What muscles does the Bottoms-Up exercise work?

The Bottoms-Up mainly works the rectus abdominis, especially through the lower-abdominal region during the pelvic curl. The hip flexors assist during the knee tuck, while the transverse abdominis and obliques help stabilize the trunk.

Is the Bottoms-Up good for lower abs?

Yes. The exercise is useful for lower-ab control because it trains posterior pelvic tilt and controlled hip flexion. However, the lower abs are not a separate muscle. They are part of the rectus abdominis, and this movement emphasizes the lower portion through pelvic movement.

Should my hips lift off the floor?

Yes, but only slightly. The hip lift should come from an abdominal curl, not from kicking or throwing the legs upward. A small controlled lift is better than a large uncontrolled swing.

Why does my lower back hurt during Bottoms-Up reps?

Lower-back discomfort often happens when the legs lower too far or the core loses tension. Bend your knees more, reduce the range, and stop the legs before your back arches. If pain continues, choose an easier core variation.

How can beginners modify this exercise?

Beginners can keep the knees bent throughout the movement, lower the feet only partway, or perform a basic reverse crunch first. These options reduce leverage while still building the same core-control pattern.
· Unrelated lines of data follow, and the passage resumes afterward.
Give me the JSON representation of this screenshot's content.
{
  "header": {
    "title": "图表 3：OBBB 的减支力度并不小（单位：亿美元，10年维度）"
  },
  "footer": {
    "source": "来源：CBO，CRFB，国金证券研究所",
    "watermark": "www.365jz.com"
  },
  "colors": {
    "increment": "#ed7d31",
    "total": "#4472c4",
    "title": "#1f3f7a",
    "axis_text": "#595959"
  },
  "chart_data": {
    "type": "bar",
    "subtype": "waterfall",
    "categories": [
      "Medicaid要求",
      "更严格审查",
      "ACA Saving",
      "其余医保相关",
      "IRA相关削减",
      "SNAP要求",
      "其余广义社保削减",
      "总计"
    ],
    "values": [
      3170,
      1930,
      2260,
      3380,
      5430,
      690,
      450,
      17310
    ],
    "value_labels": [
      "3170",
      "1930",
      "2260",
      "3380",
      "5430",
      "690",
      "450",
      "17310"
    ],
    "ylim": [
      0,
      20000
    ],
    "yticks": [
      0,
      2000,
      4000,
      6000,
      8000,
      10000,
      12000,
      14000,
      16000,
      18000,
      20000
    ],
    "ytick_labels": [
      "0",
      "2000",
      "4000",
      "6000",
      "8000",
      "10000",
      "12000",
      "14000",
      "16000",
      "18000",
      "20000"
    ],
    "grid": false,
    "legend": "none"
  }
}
Can I do Bottoms-Up every day?

You can practice it frequently if volume is low and recovery feels good. For most people, 2–4 sessions per week is enough for strength and control. Daily use should stay light and focused on clean technique.

Medical disclaimer: This content is for informational purposes only and is not medical advice. If you have back pain, hip pain, abdominal pain, or a current injury, consult a qualified healthcare professional before performing this exercise.